Segundo reportagem do “New York Times”, a empresa pode ficar sem caixa para pagar empregados e combustível para seus veículos já em janeiro ou fevereiro, fechando as portas. Antes disso, porém, há expectativa de um calote de US$ 5,5 (R$ 8,8 bilhões) no seguro-saúde de funcionários aposentados, cuja conta vence no fim deste mês. ”Se o Congresso não fizer nada, daremos calote”, disse o diretor do USPS (sigla para Serviço Postal dos EUA), Patrick Donahoe, ao “Times”. Donahoe pediu ao Senado permissão para demitir, fechar 10% das agências e, em último caso, deixar de fazer entregas aos sábados.
ADAPTAÇÃO
Uma série de ajustes foi feita aos serviços ao longo da última década, depois que a internet passou a substituir os Correios tanto na troca de correspondências pessoais como na mala direta. Os catálogos ainda entopem as caixas postais americanas, mas com a preferência por spams, a quantidade vem caindo rapidamente. Projeções do USPS indicam que neste ano, o volume de correspondência já deve ser 2,3% menor do que em 2010.

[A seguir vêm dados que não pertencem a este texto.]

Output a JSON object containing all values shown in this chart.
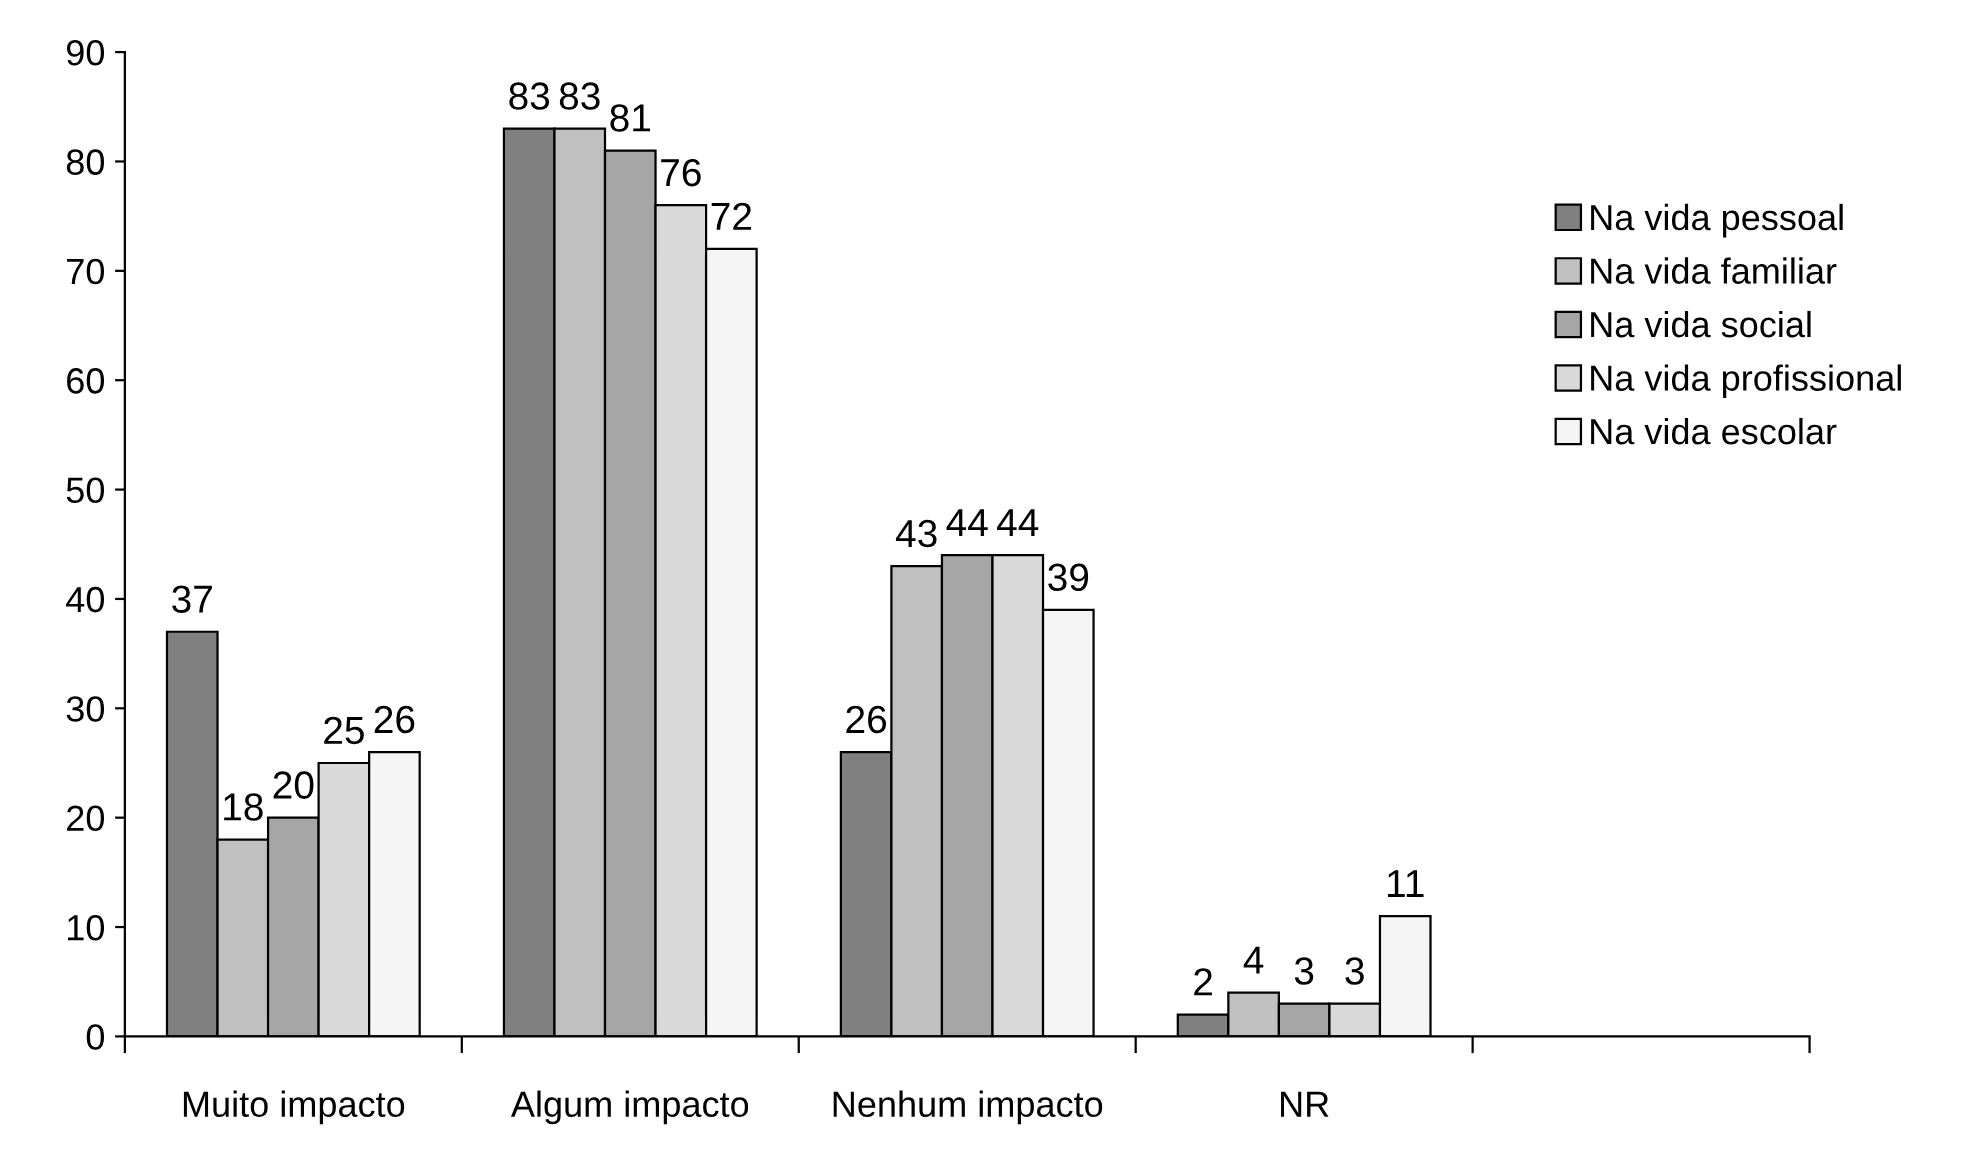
{
  "chart_data": {
    "type": "bar",
    "categories": [
      "Muito impacto",
      "Algum impacto",
      "Nenhum impacto",
      "NR",
      null
    ],
    "series": [
      {
        "name": "Na vida pessoal",
        "color": "#808080",
        "values": [
          37,
          83,
          26,
          2,
          null
        ]
      },
      {
        "name": "Na vida familiar",
        "color": "#c0c0c0",
        "values": [
          18,
          83,
          43,
          4,
          null
        ]
      },
      {
        "name": "Na vida social",
        "color": "#a6a6a6",
        "values": [
          20,
          81,
          44,
          3,
          null
        ]
      },
      {
        "name": "Na vida profissional",
        "color": "#d9d9d9",
        "values": [
          25,
          76,
          44,
          3,
          null
        ]
      },
      {
        "name": "Na vida escolar",
        "color": "#f5f5f5",
        "values": [
          26,
          72,
          39,
          11,
          null
        ]
      }
    ],
    "ylim": [
      0,
      90
    ],
    "yticks": [
      0,
      10,
      20,
      30,
      40,
      50,
      60,
      70,
      80,
      90
    ],
    "data_labels": true,
    "grid": false,
    "legend": "right"
  }
}
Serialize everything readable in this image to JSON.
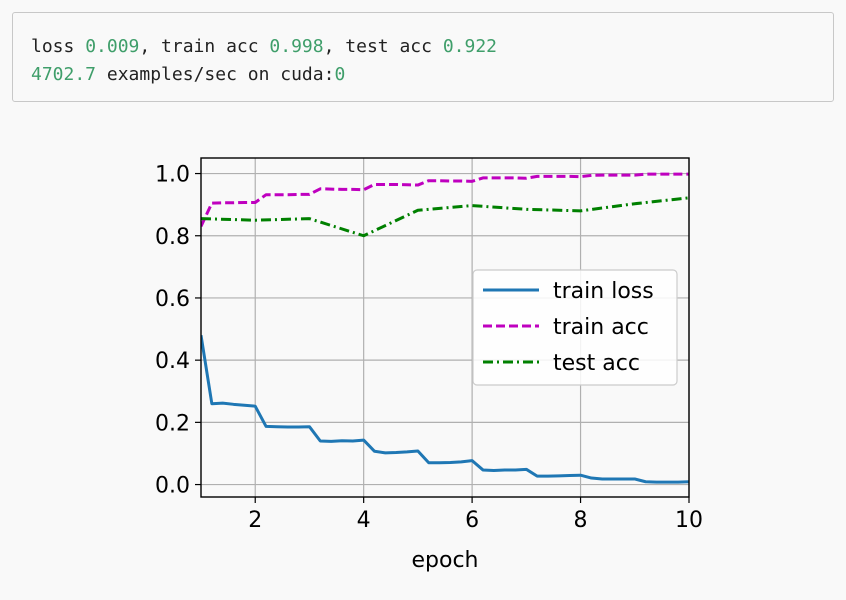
{
  "log": {
    "line1": [
      {
        "t": "loss ",
        "c": "text"
      },
      {
        "t": "0.009",
        "c": "num"
      },
      {
        "t": ", train acc ",
        "c": "text"
      },
      {
        "t": "0.998",
        "c": "num"
      },
      {
        "t": ", test acc ",
        "c": "text"
      },
      {
        "t": "0.922",
        "c": "num"
      }
    ],
    "line2": [
      {
        "t": "4702.7",
        "c": "num"
      },
      {
        "t": " examples/sec on cuda:",
        "c": "text"
      },
      {
        "t": "0",
        "c": "num"
      }
    ]
  },
  "chart_data": {
    "type": "line",
    "xlabel": "epoch",
    "ylabel": "",
    "xlim": [
      1,
      10
    ],
    "ylim": [
      -0.04,
      1.05
    ],
    "xticks": [
      2,
      4,
      6,
      8,
      10
    ],
    "yticks": [
      0.0,
      0.2,
      0.4,
      0.6,
      0.8,
      1.0
    ],
    "grid": true,
    "legend_position": "center-right",
    "series": [
      {
        "name": "train loss",
        "color": "#1f77b4",
        "style": "solid",
        "x": [
          1.0,
          1.2,
          1.4,
          1.6,
          1.8,
          2.0,
          2.2,
          2.4,
          2.6,
          2.8,
          3.0,
          3.2,
          3.4,
          3.6,
          3.8,
          4.0,
          4.2,
          4.4,
          4.6,
          4.8,
          5.0,
          5.2,
          5.4,
          5.6,
          5.8,
          6.0,
          6.2,
          6.4,
          6.6,
          6.8,
          7.0,
          7.2,
          7.4,
          7.6,
          7.8,
          8.0,
          8.2,
          8.4,
          8.6,
          8.8,
          9.0,
          9.2,
          9.4,
          9.6,
          9.8,
          10.0
        ],
        "y": [
          0.48,
          0.26,
          0.262,
          0.258,
          0.255,
          0.252,
          0.187,
          0.186,
          0.185,
          0.185,
          0.186,
          0.14,
          0.139,
          0.141,
          0.14,
          0.143,
          0.107,
          0.102,
          0.103,
          0.105,
          0.108,
          0.07,
          0.07,
          0.071,
          0.073,
          0.077,
          0.047,
          0.045,
          0.047,
          0.047,
          0.049,
          0.027,
          0.027,
          0.028,
          0.029,
          0.03,
          0.021,
          0.018,
          0.018,
          0.018,
          0.018,
          0.009,
          0.008,
          0.008,
          0.008,
          0.009
        ]
      },
      {
        "name": "train acc",
        "color": "#bf00bf",
        "style": "dashed",
        "x": [
          1.0,
          1.2,
          1.4,
          1.6,
          1.8,
          2.0,
          2.2,
          2.4,
          2.6,
          2.8,
          3.0,
          3.2,
          3.4,
          3.6,
          3.8,
          4.0,
          4.2,
          4.4,
          4.6,
          4.8,
          5.0,
          5.2,
          5.4,
          5.6,
          5.8,
          6.0,
          6.2,
          6.4,
          6.6,
          6.8,
          7.0,
          7.2,
          7.4,
          7.6,
          7.8,
          8.0,
          8.2,
          8.4,
          8.6,
          8.8,
          9.0,
          9.2,
          9.4,
          9.6,
          9.8,
          10.0
        ],
        "y": [
          0.83,
          0.905,
          0.906,
          0.906,
          0.907,
          0.907,
          0.932,
          0.932,
          0.932,
          0.933,
          0.933,
          0.951,
          0.95,
          0.949,
          0.949,
          0.948,
          0.965,
          0.965,
          0.965,
          0.964,
          0.963,
          0.977,
          0.977,
          0.976,
          0.976,
          0.975,
          0.986,
          0.986,
          0.986,
          0.986,
          0.985,
          0.991,
          0.991,
          0.991,
          0.991,
          0.99,
          0.994,
          0.995,
          0.995,
          0.995,
          0.995,
          0.998,
          0.998,
          0.998,
          0.998,
          0.998
        ]
      },
      {
        "name": "test acc",
        "color": "#008000",
        "style": "dashdot",
        "x": [
          1,
          2,
          3,
          4,
          5,
          6,
          7,
          8,
          9,
          10
        ],
        "y": [
          0.855,
          0.85,
          0.855,
          0.8,
          0.882,
          0.897,
          0.885,
          0.88,
          0.903,
          0.922
        ]
      }
    ]
  }
}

Outro filão que os Correios americano perdem é o das contas, com mais gente aderindo aos boletos on-line. Para piorar, a estatal não diversificou seus serviços. A única exceção aberta foi a confecção de passaportes, também pouco rentável. No Brasil e em países europeus, as agências passaram a oferecer serviços bancários; e em lugares como a Suíça, o serviço postal chega até a vender eletrônicos e material de escritório.
Por fim, pesa o ônus trabalhista: os Correios nos EUA têm um quadro de funcionários altamente sindicalizado, e muitos contratos incluem cláusulas contra demissão sem justa causa e programas de pensões generosos. Apesar do enxugamento drástico na última década, os custos não se comparam aos da concorrência no cálculo do “New York Times”, a FedEx consome 32% de sua receita com salários. De olho nesse gasto, entre as medidas debatidas pelo Congresso no Dia do Trabalho, está um saque no fundo de pensões dos funcionários.